Inhibition of HIF2 Prevents the Development of Neurodegenerative Disorder Induced by Deficiency of IRP2

Abstract Background: IRP2 (Iron regulatory protein 2) deficiency in mice and humans causes microcytic anemia and neurodegeneration due to functional cellular iron depletion. Our previous in vitro data have demonstrated that Irp2 depletion upregulates hypoxia-inducible factor subunits Hif1α and Hif2α expression and inhibition of Hif2α rescues Irp2 ablation-induced mitochondrial dysfunction and inhibition of Hif1α suppresses the overdose production of lactic acid derived from actively aerobic glycolysis. We wonder whether Hif1α and Hif2α are also elevated in vivo, and if they are elevated, are they related to the neurodegenerative disorder of Irp2-/- mice.Results: In this study, we confirmed the upregulated Hif2α, not Hif1α, in tissues, particularly, the central nervous system including the mainly affected cerebellum and spinal cord of Irp2-/- mice. Consistent with this observation, inhibition of Hif2α by PT-2385, not Hif1α by PX-478, prevented the neurodegenerative symptoms, which was proved by Purkinje cells arrangement from the shrunken and irregular to the full and regular array. PT-2385 treatment did not only modulate mitochondrial morphology and quality in vivo, but also suppressed the glycolysis.
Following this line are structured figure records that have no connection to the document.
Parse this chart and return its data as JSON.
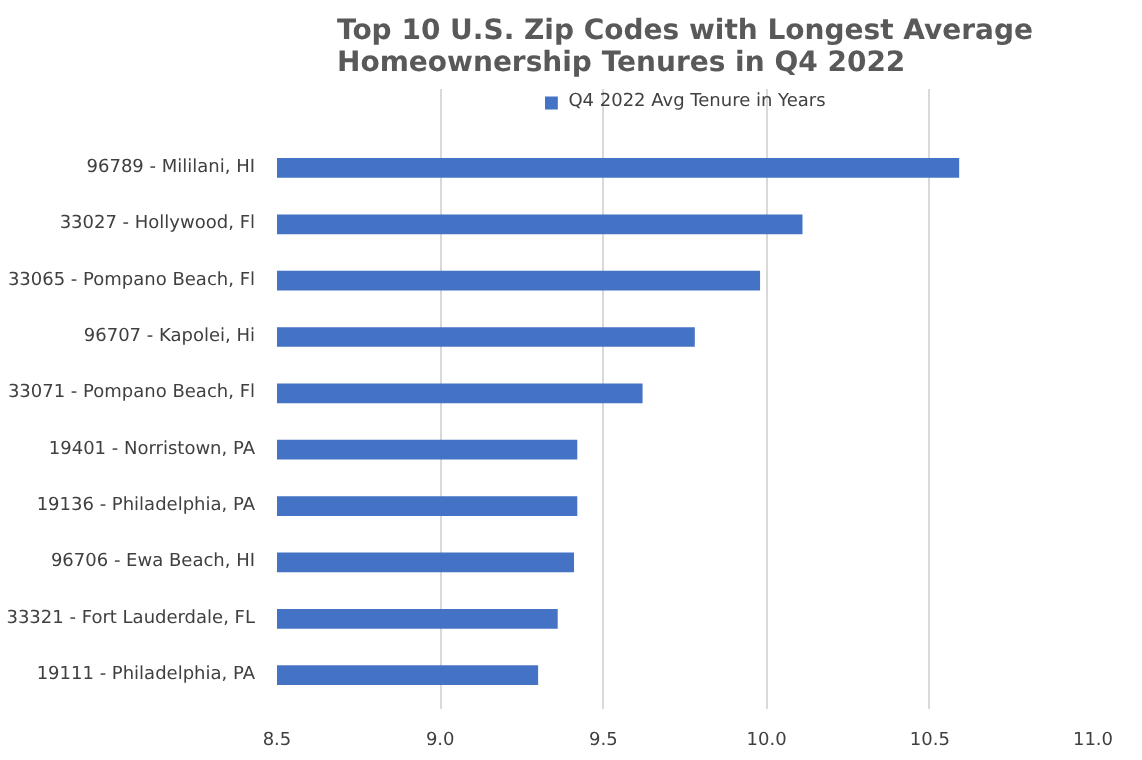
{
  "chart_data": {
    "type": "bar",
    "orientation": "horizontal",
    "title": "Top 10 U.S. Zip Codes with Longest Average Homeownership Tenures in Q4 2022",
    "categories": [
      "96789 - Mililani, HI",
      "33027 - Hollywood, Fl",
      "33065 - Pompano Beach, Fl",
      "96707 - Kapolei, Hi",
      "33071 - Pompano Beach, Fl",
      "19401 - Norristown, PA",
      "19136 - Philadelphia, PA",
      "96706 - Ewa Beach, HI",
      "33321 - Fort Lauderdale, FL",
      "19111 - Philadelphia, PA"
    ],
    "series": [
      {
        "name": "Q4 2022 Avg Tenure in Years",
        "color": "#4472c4",
        "values": [
          10.59,
          10.11,
          9.98,
          9.78,
          9.62,
          9.42,
          9.42,
          9.41,
          9.36,
          9.3
        ]
      }
    ],
    "xlim": [
      8.5,
      11.0
    ],
    "xticks": [
      8.5,
      {
        "value": 9,
        "label": "9.0"
      },
      9.5,
      {
        "value": 10,
        "label": "10.0"
      },
      10.5,
      {
        "value": 11,
        "label": "11.0"
      }
    ],
    "grid": "x",
    "legend": "top"
  }
}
Consequently, the shift of energy metabolism from glycolysis to oxidative phosphorylation reversed. Conclusions: Our results indicate that Irp2 depletion-induced Hif2α is alone, in vivo, in charge of the switch between oxidative phosphorylation and glycolysis, suggesting that, for the first time to our knowledge, Hif2α is a clinically potential target in the treatment of IRP2 deficiency-induced neurodegenerative syndrome.